1. Antiviral chemotherapy
(1) Cyclic guanosine should be used for 14-21 days. Side effects include delirium, tremor, skin rash, hematuria, and temporary elevation of serum aminotransferases.
(2) Ganciclovir Intravenous drip for 10 to 14 days. The efficacy of anti-HSV is 25 to 100 times that of acyclovir.
2. Immunotherapy
(1) Interferon and its inducers α-interferon therapy, intramuscular injection.
(2) Transfer factor Subcutaneous injection.
(3) adrenocorticotropic hormone For critical condition, CT shows hemorrhagic necrotic foci, as well as cerebrospinal fluid leukocytes and erythrocytes increased significantly can be used as appropriate, with dexamethasone plus sugar saline intravenous drip; on the clinical condition of less serious, MRI shows that there is scattered distribution of punctate demyelination foci of the white matter around the ventricles of the brain, suggesting that there is virus-induced metamorphic damage, advocating high-dose hormone shock treatment, often obtaining satisfactory results. In order to achieve satisfactory therapeutic effect, methylprednisolone should be added into sugar saline for intravenous drip, and then changed to prednisone for oral administration.
3.Systemic supportive therapy
It is crucial for critically ill and comatose patients to maintain nutritional and water-electrolyte balance, and keep the airway unobstructed. If necessary, small amount of blood transfusion, or give intravenous high nutrition or compound amino acid, or large dose of immunoglobulin intravenous drip, to prevent pressure sores and respiratory tract infection and other complications.
4.Symptomatic treatment
Physical hypothermia, anticonvulsant sedation, dehydration and lowering of cranial pressure should be carried out for patients with high fever, and adrenocorticotropic hormone should be given to patients with severe cerebral edema at an early stage in large quantities and for a short period of time. Rehabilitation can be carried out during the recovery period.
Questions you may be concerned about
What should be done about herpes simplex encephalitis in children?
Herpes simplex encephalitis in children should be diagnosed and treated promptly.
Herpes simplex encephalitis in children is caused by the herpes simplex virus and manifests as fever, dizziness, convulsions and seizures, accompanied by personality changes and behavioral abnormalities.

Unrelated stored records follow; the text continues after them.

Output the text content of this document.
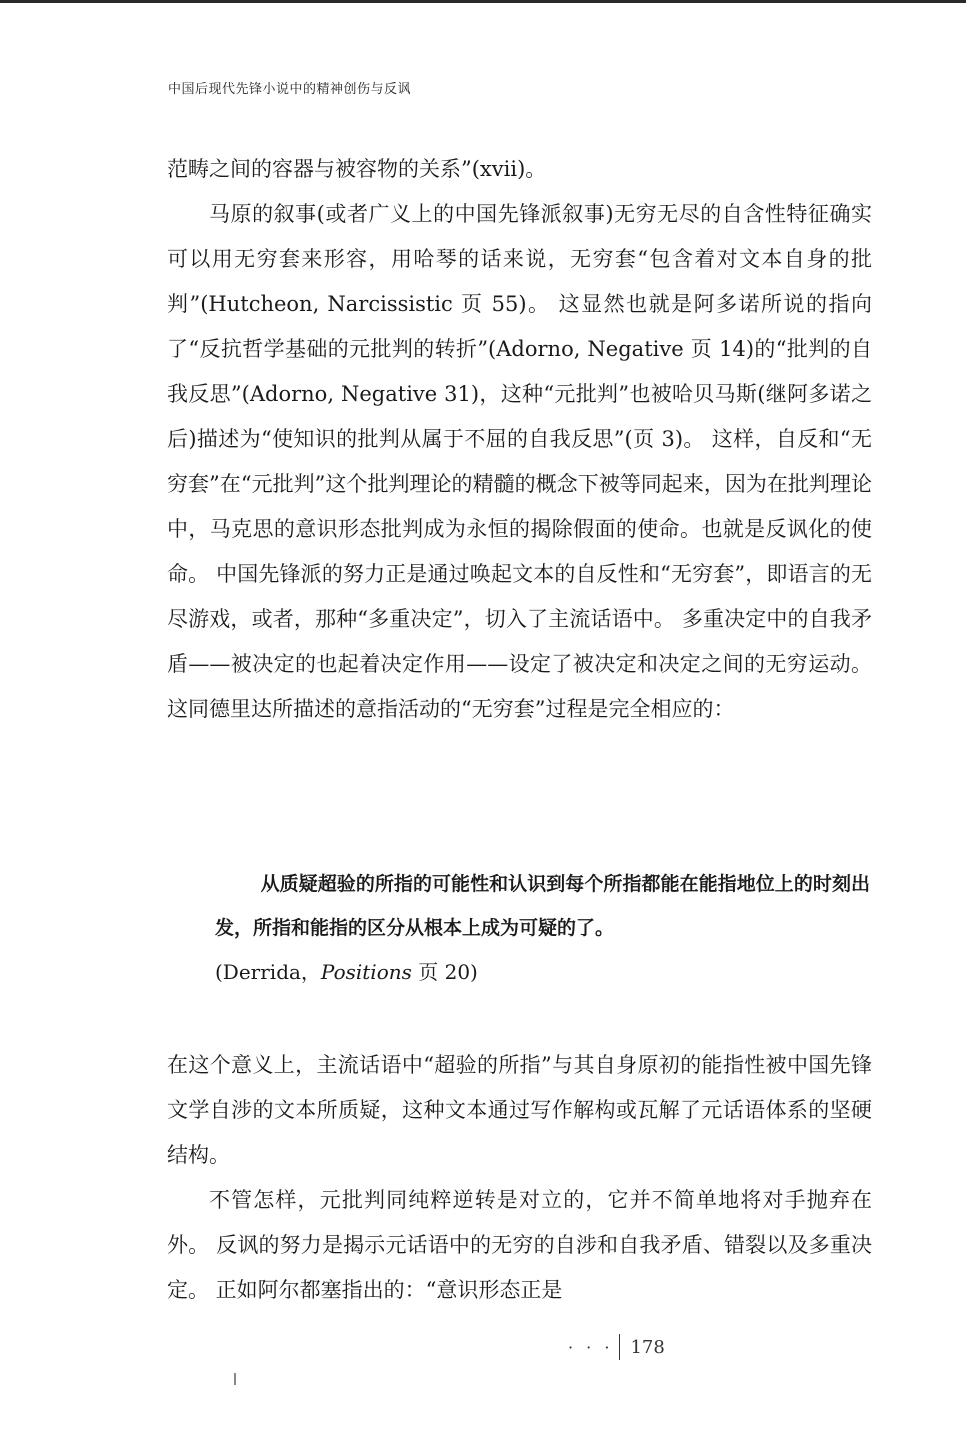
中国后现代先锋小说中的精神创伤与反讽

范畴之间的容器与被容物的关系”(xvii)。

马原的叙事(或者广义上的中国先锋派叙事)无穷无尽的自含性特征确实可以用无穷套来形容，用哈琴的话来说，无穷套“包含着对文本自身的批判”(Hutcheon, Narcissistic 页 55)。 这显然也就是阿多诺所说的指向了“反抗哲学基础的元批判的转折”(Adorno, Negative 页 14)的“批判的自我反思”(Adorno, Negative 31)，这种“元批判”也被哈贝马斯(继阿多诺之后)描述为“使知识的批判从属于不屈的自我反思”(页 3)。 这样，自反和“无穷套”在“元批判”这个批判理论的精髓的概念下被等同起来，因为在批判理论中，马克思的意识形态批判成为永恒的揭除假面的使命。也就是反讽化的使命。 中国先锋派的努力正是通过唤起文本的自反性和“无穷套”，即语言的无尽游戏，或者，那种“多重决定”，切入了主流话语中。 多重决定中的自我矛盾——被决定的也起着决定作用——设定了被决定和决定之间的无穷运动。 这同德里达所描述的意指活动的“无穷套”过程是完全相应的：

从质疑超验的所指的可能性和认识到每个所指都能在能指地位上的时刻出发，所指和能指的区分从根本上成为可疑的了。

(Derrida，Positions 页 20)

在这个意义上，主流话语中“超验的所指”与其自身原初的能指性被中国先锋文学自涉的文本所质疑，这种文本通过写作解构或瓦解了元话语体系的坚硬结构。

不管怎样，元批判同纯粹逆转是对立的，它并不简单地将对手抛弃在外。 反讽的努力是揭示元话语中的无穷的自涉和自我矛盾、错裂以及多重决定。 正如阿尔都塞指出的：“意识形态正是

· · · 178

Examination of viral DNA or RNA from cerebrospinal fluid and serologic detection of antibodies are important methods of diagnosing herpes simplex encephalitis in children.
Herpes simplex encephalitis in children who have been diagnosed or are highly suspected should be treated promptly. General treatment includes cooling, anticonvulsant, and reducing edema. Etiologic treatment includes the application of antiviral drugs, such as ganciclovir, acyclic guanosine, and interferon, to control further disease progression.
Specific treatment should follow medical advice. The disease should be detected, diagnosed and treated early to avoid neurological sequelae.